- Interactive map of East Side Kosher Deli

Restaurant information
- Established: 1991
- Owner: Joshua Horowitz
- Previous owners: Michael and Marcy Schreiber
- Food type: Kosher
- Location: 499 South Elm Street Glendale, Glendale, Colorado, 80246, United States
- Coordinates: 39°42′28″N 104°55′49″W﻿ / ﻿39.7077°N 104.9303°W
- Website: https://www.eastsidekosherdeli.com/

= East Side Kosher Deli =

East Side Kosher Deli (ESKD), is a combination grocer, deli, bakery, butcher, sushi bar and kosher restaurant located at 499 S Elm St, Glendale, Colorado, U.S. It has been in business since 1991 and is one of the only fully Kosher grocers and sit-down restaurants in the city. The restaurant space in the back contrains a multipurpose event room. The official business licensee name is DENVER KOSHER LLC. The Kosher supervision is The Scroll K and Vaad Hakashrus of Denver. The 24,000-square-foot retail store contains over 5,000 distinct kosher items.

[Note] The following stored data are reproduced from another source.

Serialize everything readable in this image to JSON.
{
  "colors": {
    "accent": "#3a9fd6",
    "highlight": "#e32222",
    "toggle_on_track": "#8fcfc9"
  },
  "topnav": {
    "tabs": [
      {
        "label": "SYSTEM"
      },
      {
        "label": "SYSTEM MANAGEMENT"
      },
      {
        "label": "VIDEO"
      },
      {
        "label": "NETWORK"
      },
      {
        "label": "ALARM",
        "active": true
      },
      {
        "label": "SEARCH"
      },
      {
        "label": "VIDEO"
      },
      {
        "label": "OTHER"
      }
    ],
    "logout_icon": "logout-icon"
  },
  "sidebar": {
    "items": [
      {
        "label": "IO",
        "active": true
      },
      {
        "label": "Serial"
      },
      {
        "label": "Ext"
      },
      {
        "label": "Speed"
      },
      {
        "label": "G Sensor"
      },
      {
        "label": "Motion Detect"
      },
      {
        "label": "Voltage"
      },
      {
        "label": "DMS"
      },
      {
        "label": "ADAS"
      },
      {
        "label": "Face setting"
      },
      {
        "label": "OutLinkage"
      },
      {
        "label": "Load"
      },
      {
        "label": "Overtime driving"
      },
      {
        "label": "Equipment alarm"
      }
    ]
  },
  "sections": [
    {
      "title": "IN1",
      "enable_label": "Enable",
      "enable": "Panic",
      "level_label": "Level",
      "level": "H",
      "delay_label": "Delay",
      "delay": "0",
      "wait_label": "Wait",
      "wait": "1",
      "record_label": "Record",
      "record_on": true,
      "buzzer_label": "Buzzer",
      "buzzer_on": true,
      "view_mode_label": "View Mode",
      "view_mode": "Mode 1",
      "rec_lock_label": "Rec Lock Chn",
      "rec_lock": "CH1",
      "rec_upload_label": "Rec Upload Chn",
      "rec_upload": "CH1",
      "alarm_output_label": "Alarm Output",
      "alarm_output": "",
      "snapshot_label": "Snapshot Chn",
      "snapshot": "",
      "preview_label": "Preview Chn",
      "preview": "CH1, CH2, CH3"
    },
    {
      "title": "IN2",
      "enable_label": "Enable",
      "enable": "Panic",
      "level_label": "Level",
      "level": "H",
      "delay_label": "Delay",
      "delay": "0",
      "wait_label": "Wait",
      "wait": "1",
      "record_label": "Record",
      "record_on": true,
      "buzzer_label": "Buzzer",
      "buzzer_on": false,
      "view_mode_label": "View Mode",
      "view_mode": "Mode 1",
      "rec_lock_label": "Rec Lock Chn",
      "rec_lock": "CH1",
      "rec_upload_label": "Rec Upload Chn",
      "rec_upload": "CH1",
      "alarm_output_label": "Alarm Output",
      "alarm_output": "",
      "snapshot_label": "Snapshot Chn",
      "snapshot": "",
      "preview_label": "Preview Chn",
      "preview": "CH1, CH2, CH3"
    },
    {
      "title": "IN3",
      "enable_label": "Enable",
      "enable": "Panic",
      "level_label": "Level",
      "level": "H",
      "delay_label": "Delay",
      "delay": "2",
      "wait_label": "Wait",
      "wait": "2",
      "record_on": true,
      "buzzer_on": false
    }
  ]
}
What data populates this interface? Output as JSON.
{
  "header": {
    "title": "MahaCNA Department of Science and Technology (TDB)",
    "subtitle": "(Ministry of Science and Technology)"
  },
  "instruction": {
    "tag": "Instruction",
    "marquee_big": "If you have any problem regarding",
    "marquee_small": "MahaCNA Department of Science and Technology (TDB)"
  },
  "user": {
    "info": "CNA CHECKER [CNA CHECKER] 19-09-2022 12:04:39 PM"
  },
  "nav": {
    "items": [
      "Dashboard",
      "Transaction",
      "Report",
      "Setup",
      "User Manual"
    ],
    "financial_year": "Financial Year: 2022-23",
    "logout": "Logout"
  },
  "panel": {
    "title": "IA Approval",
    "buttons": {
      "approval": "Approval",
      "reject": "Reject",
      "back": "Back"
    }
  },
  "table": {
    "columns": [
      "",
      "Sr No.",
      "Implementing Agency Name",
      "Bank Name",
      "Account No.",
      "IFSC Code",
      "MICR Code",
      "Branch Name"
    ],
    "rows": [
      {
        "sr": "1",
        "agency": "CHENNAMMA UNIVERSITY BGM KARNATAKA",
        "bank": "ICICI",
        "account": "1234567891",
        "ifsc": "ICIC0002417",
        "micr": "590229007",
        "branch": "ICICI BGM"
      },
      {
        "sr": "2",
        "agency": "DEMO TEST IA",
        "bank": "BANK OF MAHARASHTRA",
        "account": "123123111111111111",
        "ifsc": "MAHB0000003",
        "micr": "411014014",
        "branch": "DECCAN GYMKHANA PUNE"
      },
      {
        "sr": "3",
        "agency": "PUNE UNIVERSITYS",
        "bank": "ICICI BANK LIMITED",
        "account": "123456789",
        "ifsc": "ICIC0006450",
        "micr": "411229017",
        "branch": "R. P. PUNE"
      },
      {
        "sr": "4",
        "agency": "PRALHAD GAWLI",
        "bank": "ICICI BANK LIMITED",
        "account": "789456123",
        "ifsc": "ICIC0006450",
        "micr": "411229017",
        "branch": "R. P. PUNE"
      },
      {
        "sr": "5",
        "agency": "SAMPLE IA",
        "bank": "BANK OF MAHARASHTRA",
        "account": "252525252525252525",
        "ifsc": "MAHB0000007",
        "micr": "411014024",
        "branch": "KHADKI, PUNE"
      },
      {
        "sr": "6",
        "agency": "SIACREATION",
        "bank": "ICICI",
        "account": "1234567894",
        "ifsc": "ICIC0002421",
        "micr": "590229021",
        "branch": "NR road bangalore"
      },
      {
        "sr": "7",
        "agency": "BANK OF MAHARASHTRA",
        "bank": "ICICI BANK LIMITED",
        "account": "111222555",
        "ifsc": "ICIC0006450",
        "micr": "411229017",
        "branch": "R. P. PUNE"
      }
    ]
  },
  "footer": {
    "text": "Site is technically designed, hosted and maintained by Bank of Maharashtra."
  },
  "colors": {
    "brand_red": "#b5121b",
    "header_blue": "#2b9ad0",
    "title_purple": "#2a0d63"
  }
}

On Labor Day 1996, Marcy and Michael Schreiber purchased the deli to prevent it from closing down. In 2015, Joshua Horowitz purchased and took over ownership of the deli. The restaurant menu contains a variety of traditional Jewish cuisine options, as well as kosher versions of international cuisines, such as Asian, Italian and Hispanic dishes. The restaurant serves catering gigs for office parties and hotels that need Kosher options.

In 2024 Radio Chavura awarded previous owners Marcy and Michael Schreiber the “Pillars of the Colorado Jewish Community” award for their contributions to the Jewish community through running the deli. The current deli building was previously a Russian nightclub.